School Blues or Blessings?

August 11, 2011

There is something very lazy and carefree that comes with the summertime.
The warm days, suntanned skin, watermelon, tank tops. They soothingly whisper, Take a deep breath. Move a little slower. Drink in the sunshine. Put on your wide-brimmed straw hat and spread out under the sun. Work can wait. Another thing these months bring is the inundation of everything youthful. Those peaceful, beautiful hours from 8 a.m. to 2 p.m. when children were safely inside their classrooms become only a dream. Like the days when a gallon of gas cost 99 cents.
For those three months, we listen to the bass of their rap music as we drive to the post office, sidestep their hurtling vehicles in the gas station parking lot, feign oblivion of the dressing room tantrums.
These are sacrifices that must be made in exchange for the wind in our hair, the warm summer air and the smell of suntan lotion.
We remind ourselves that soon enough, the tykes will return to their academic pursuits and pep rallies for another year.
And then will come the sweet reprieve of fall and child-less shopping.
It takes me back to my school days.

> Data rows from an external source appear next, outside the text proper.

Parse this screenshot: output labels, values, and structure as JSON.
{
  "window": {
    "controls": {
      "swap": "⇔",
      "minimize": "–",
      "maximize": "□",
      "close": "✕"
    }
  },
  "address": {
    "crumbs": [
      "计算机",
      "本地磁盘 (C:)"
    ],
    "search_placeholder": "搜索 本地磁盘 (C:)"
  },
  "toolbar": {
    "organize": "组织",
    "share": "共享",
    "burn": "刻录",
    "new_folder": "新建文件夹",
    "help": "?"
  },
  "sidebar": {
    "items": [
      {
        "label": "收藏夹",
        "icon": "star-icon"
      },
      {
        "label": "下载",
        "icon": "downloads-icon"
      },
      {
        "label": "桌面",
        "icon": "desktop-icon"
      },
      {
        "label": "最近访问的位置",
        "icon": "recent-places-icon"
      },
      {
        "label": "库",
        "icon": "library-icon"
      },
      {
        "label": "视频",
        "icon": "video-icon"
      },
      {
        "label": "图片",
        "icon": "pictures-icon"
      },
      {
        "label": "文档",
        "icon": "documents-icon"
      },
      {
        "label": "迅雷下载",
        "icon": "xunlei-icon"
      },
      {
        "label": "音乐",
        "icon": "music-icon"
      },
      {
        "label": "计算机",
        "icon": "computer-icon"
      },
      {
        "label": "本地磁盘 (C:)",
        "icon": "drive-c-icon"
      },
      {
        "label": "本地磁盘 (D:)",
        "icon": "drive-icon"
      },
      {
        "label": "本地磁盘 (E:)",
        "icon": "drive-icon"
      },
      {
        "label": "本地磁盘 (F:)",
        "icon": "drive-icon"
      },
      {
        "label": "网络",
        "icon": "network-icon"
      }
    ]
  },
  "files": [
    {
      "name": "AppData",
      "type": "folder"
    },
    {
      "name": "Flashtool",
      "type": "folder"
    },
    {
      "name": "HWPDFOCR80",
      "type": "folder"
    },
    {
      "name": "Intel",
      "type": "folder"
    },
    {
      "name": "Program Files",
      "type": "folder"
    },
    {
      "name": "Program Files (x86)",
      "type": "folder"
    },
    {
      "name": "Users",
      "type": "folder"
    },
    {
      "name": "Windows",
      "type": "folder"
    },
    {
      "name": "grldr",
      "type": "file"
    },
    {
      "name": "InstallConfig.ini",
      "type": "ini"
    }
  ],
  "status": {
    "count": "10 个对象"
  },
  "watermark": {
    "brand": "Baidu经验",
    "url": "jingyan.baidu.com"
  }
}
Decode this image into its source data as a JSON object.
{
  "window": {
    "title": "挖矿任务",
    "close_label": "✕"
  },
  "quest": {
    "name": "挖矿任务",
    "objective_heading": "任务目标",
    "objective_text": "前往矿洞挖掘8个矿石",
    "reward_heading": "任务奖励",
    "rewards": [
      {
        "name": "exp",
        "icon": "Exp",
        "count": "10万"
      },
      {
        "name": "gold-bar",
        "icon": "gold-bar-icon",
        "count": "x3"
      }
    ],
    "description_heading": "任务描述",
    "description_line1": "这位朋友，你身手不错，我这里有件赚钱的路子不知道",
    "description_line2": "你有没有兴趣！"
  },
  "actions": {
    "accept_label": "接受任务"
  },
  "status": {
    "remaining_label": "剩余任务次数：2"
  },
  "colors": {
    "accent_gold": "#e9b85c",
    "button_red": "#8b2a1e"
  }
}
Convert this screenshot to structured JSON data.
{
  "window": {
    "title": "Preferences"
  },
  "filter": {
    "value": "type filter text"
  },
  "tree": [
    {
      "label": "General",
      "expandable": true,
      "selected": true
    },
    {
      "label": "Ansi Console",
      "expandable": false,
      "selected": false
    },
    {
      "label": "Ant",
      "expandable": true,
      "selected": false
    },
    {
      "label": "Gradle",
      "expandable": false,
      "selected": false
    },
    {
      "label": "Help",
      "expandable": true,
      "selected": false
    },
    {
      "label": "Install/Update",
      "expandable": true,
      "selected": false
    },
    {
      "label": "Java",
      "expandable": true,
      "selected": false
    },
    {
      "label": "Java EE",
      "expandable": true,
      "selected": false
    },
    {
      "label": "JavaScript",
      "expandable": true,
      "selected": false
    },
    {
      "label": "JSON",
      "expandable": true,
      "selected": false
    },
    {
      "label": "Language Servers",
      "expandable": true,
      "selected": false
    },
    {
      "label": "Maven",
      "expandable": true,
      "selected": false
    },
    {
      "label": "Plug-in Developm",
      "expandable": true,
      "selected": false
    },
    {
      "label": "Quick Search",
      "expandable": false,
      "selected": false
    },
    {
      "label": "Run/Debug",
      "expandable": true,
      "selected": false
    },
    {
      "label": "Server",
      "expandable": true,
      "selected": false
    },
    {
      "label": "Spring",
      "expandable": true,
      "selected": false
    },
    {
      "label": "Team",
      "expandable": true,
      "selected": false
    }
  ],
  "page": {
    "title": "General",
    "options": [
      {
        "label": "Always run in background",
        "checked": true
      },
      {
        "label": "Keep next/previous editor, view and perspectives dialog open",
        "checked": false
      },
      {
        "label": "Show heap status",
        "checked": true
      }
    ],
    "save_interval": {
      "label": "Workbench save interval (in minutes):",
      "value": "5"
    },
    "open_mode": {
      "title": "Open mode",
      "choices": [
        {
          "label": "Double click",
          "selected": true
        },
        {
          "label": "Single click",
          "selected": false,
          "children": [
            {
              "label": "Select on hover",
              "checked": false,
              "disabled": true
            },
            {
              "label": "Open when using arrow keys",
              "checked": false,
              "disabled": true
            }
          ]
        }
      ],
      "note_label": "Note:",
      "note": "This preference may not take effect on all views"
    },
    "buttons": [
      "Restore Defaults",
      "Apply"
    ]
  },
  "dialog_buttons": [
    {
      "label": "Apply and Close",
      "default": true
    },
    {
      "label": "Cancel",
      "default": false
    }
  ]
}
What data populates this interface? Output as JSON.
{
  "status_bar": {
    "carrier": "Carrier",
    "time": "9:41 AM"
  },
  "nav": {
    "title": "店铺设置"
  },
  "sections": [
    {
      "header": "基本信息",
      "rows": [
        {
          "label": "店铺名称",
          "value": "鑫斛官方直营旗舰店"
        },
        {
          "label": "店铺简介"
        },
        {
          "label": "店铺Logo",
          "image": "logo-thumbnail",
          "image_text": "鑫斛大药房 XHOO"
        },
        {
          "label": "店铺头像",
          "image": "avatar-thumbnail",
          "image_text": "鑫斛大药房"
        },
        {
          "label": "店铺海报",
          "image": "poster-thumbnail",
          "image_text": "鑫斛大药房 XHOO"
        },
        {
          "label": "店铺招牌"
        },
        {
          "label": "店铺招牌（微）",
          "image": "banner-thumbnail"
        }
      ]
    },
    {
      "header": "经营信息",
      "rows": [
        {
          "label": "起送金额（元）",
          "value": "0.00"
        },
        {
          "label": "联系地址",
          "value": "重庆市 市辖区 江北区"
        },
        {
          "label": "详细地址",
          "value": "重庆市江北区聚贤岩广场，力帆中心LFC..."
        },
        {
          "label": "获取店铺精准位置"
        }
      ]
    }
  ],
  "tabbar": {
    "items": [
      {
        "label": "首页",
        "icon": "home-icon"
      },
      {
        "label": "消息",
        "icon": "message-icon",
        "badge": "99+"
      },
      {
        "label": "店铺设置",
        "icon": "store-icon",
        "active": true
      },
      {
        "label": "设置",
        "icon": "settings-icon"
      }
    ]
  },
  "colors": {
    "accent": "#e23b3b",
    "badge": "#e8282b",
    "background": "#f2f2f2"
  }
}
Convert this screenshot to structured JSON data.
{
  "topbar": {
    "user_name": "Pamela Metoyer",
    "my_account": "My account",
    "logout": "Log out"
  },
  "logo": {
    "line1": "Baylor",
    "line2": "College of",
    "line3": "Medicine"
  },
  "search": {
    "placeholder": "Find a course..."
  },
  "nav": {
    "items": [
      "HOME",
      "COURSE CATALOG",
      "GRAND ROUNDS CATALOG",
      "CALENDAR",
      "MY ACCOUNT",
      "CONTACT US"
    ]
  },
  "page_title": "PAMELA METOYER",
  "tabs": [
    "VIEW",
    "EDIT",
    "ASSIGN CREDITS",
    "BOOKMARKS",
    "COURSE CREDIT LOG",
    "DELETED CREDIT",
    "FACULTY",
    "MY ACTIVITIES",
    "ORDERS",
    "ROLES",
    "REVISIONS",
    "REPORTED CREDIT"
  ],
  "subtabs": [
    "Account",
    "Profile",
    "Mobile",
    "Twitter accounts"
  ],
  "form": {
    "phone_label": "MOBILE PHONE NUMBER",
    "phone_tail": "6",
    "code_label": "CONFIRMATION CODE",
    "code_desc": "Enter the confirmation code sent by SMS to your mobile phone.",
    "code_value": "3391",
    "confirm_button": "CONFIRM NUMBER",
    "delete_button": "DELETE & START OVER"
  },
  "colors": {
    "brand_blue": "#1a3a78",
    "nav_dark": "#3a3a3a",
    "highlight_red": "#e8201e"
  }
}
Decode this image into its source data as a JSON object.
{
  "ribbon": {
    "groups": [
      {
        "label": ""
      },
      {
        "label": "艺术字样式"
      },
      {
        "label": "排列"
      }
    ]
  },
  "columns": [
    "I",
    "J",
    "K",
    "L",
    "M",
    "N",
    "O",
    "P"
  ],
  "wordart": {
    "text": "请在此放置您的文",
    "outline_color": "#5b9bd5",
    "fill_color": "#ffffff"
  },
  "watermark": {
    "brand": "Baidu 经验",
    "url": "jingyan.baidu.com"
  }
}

I find it amazing how time has flown since my high school graduation. But those years leading up to graduation couldn’t have crept by any slower.
I remember walking to my first hour history class in seventh grade and thinking, I still have five years to go.
I seriously considered dropping out in eleventh grade. Not because I was rebellious or unwilling to learn. But because my time felt too valuable to waste.
I’m probably one of the only kids who ever begged her parents to let her home school.
I enviously eavesdropped as home schoolers talked about their 4-hour school days and various extracurricular activities. None of which involved sitting through a wrestling match for the last two hours of the school day or watching cheerleaders lead cheers about how our football team was number one.
Our football team was not number one, by the way. Obviously, no one wanted to admit that.
No, when it comes to most social activities, I find that I must be forced.
This was even true academically at times.
I must have been in a very overachieving mood the day I selected my senior year classes. I picked three Advanced Placement classes—English, Economics and Math. By the time the school year rolled around and I had to actually follow through on my decision, my self-confidence and willingness to exert myself had left me entirely.
I remember sitting in the counselor’s office begging to be moved to less-intensive courses.
He took one look at my above-average grades, and said, “No.”
I hyperventilated that evening to my parents, and they just looked at me and chalked it up to female hormones as they ate dinner.
I realized that I had dug my grave.
The girl I was six months ago was the one who pushed me then.
It was my parents who pushed me all through school to remain in public education.
“It will teach you endurance and make you stronger,” they said. “We all have to put up with situations that we don’t like sometimes.”
Well, they were right. As much as I wouldn’t admit it for a long time after.
So, I say–return little ones back to your lockers, pop quizzes and textbooks.
It will only improve your characters.
And give the rest of us time to rest.